The best-known image of Louise Bourgeois is by Robert Mapplethorpe with a penis-sculpture 'Filette' tucked under her arm. She grins cheekily at the camera.
But what is 'Filette' about? A version of it usually hangs in Tate Modern from a butcher's hook. Now you can see it in the current retrospective (there is a very useful room by room guide here).
At a symposium at Tate Modern yesterday the psychoanalyst Juliet Mitchell suggested a number of readings. 'Filette' can be the cut of meat - hence the butcher's hook. It can be a little girl, and apparently there is a famous paper by Otto Fenichel on 'The Girl = Phallus' that gives this the Freudian context (roughly the idea of a young girl desiring to become a phallus as a kind of coping mechanism) - not so far-fetched as an explanation of source as Bourgeois has a sophisticated knowledge of psychoanalysis as well as what Mitchell described as an unusual access to the raw emotions of childhood and infancy.
Although ostensibly simply a phallus, some people have seen this sculpture as ensheathed by female genitalia or even swaddled in a kind of security blanket. Most writers on Bourgeois have talked about phalluses and penises, but as Mitchell pointed out, many of the sculptural shapes are ambiguous between penis and clitoris, and this might fit with the idea that the inciting age for Bourgeois for her art was on which pre-dates an emphasis on sexual difference.

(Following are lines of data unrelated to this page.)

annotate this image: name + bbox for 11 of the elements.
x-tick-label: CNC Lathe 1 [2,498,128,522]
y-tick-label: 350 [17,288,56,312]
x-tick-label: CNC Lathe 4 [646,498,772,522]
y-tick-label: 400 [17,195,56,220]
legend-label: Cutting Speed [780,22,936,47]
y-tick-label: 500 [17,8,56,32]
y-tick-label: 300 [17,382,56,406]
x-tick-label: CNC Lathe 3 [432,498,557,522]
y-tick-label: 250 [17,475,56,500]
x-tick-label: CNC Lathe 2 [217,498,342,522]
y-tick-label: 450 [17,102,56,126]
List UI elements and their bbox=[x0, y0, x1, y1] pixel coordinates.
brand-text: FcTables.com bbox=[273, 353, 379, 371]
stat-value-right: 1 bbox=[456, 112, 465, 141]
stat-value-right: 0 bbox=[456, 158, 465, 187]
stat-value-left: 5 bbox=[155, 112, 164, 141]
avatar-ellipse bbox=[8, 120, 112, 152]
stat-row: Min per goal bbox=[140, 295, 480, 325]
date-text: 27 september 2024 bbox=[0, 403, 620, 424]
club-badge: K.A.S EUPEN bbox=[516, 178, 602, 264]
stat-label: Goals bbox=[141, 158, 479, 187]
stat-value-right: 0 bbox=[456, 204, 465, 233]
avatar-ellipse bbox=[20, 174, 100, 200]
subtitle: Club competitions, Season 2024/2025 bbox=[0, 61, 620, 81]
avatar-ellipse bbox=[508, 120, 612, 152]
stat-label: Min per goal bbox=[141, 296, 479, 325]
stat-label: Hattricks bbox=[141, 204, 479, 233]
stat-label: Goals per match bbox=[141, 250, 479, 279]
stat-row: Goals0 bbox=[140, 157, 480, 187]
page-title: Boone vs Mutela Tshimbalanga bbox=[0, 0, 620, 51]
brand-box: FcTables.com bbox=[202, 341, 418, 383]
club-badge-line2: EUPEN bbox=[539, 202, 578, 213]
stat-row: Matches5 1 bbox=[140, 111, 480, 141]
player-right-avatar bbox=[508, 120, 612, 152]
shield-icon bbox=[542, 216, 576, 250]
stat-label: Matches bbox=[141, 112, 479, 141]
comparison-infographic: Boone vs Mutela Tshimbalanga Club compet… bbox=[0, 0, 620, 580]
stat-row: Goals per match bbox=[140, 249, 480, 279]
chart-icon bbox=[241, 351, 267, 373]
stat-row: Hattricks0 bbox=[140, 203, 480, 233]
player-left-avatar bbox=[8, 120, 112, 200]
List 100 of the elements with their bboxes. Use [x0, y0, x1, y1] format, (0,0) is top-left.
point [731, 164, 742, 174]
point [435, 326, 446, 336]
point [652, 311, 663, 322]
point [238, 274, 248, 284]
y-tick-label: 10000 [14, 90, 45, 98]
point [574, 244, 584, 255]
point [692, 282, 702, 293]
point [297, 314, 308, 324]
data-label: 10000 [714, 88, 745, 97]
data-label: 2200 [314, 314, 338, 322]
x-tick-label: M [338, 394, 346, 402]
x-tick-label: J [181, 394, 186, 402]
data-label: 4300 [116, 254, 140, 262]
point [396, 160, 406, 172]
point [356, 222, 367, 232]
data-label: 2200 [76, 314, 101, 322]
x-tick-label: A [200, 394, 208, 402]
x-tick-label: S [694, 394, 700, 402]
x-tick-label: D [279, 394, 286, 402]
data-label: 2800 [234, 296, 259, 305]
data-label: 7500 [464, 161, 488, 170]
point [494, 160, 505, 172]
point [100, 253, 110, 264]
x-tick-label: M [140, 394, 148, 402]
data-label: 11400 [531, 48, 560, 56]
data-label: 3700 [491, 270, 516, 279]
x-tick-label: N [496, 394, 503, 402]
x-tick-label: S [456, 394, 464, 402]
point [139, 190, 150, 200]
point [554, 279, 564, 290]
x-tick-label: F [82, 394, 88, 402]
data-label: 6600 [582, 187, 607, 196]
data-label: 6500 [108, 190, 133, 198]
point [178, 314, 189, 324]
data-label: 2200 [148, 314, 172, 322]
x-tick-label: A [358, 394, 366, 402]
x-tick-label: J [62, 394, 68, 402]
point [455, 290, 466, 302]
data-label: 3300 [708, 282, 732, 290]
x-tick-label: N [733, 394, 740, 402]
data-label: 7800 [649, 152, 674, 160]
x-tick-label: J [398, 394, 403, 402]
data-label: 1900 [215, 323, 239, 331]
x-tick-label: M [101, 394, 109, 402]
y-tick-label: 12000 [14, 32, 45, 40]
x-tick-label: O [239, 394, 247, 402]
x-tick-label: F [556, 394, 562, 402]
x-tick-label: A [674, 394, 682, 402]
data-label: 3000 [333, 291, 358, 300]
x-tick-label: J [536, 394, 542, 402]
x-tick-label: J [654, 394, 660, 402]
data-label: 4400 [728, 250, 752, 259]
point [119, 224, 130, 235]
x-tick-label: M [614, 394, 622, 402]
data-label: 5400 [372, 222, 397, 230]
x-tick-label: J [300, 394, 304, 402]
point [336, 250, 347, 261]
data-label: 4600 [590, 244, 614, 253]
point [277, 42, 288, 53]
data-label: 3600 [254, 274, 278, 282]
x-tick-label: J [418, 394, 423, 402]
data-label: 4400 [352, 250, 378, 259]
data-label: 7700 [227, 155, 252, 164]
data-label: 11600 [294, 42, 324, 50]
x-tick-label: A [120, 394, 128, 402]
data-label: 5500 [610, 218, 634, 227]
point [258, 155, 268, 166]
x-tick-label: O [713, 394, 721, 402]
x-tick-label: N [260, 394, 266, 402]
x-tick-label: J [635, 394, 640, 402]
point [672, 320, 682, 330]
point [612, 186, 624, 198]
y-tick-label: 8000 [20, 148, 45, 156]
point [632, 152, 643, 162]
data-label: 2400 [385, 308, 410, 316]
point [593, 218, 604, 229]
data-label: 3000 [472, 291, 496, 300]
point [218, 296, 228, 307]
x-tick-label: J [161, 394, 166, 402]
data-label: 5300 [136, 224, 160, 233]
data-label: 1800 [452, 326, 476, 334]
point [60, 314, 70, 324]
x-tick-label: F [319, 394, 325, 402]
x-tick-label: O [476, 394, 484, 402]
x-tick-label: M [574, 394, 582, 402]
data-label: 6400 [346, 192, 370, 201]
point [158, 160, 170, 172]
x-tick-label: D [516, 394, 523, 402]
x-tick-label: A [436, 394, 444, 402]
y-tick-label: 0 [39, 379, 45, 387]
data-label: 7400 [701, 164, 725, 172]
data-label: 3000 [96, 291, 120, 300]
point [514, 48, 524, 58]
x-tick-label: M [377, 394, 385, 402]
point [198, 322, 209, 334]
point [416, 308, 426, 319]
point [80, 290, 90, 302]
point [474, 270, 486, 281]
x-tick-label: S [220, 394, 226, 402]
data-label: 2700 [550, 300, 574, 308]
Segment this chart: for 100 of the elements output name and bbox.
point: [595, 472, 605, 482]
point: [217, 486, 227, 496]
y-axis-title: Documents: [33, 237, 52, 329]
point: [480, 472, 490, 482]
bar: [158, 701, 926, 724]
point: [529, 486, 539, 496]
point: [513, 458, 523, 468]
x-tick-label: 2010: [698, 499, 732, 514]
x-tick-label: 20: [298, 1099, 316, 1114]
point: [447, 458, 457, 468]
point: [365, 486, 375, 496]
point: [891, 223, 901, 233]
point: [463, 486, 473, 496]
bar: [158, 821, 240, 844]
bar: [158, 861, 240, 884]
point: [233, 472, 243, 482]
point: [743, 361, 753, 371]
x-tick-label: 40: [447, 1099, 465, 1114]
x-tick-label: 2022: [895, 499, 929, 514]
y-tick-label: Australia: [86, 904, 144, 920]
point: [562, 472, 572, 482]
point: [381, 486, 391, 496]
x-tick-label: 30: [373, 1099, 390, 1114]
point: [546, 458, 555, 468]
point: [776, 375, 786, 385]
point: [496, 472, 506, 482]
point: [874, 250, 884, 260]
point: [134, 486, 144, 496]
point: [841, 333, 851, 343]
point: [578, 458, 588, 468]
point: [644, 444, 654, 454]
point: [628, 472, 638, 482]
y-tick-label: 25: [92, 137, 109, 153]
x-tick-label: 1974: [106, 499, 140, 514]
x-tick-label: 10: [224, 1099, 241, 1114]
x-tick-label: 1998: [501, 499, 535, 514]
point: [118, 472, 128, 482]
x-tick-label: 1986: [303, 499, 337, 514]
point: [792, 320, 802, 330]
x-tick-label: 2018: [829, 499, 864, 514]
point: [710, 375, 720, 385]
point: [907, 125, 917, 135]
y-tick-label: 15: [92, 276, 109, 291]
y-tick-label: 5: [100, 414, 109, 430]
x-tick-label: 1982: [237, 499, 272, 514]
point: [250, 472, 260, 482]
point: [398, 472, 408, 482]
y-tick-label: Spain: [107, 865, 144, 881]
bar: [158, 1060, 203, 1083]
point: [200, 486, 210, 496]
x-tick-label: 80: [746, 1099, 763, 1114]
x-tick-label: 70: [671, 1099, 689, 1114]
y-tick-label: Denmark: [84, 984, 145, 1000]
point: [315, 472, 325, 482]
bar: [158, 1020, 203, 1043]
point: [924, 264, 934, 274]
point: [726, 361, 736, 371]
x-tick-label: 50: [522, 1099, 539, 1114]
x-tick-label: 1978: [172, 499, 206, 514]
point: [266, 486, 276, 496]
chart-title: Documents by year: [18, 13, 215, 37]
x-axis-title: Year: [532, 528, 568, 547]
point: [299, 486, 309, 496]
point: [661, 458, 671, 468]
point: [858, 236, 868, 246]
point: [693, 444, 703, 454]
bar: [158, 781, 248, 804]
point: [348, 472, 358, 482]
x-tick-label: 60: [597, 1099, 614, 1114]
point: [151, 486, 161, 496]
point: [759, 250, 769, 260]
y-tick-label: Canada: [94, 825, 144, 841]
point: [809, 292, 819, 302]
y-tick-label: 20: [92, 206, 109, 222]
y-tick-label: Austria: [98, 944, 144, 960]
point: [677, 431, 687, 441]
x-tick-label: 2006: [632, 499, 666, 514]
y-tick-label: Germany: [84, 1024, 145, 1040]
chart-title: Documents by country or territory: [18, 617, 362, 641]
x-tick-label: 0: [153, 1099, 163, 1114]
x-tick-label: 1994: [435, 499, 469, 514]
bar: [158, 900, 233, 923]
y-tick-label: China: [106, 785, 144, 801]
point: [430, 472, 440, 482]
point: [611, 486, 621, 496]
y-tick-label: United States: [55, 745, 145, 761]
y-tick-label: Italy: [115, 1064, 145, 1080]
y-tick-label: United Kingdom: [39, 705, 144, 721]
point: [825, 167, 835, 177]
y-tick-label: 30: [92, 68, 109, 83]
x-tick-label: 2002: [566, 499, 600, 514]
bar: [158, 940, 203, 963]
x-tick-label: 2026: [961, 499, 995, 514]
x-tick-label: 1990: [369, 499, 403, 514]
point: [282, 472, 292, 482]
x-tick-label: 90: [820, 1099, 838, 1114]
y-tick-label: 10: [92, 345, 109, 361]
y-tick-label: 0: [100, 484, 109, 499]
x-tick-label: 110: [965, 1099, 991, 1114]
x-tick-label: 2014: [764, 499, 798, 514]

A key observation of Mitchell's is that the trauma that drives Bourgeois' work is the pain of rejection: the near-delusional jealousy that comes from the realization that someone else is loved more than her. This suggests to me a more violent interpretation (albeit expressed with a delightful sense of humour) that is consistent with her piece 'Destruction of the Father' (a fantasy of eating her father): here in 'Filette' her father's erect penis is strung up on a butcher's hook (the castration desire) and at the same time there is perhaps the wish to devour him (sexually?) implicit in the title that puns on her as the little girl and him as the piece of meat.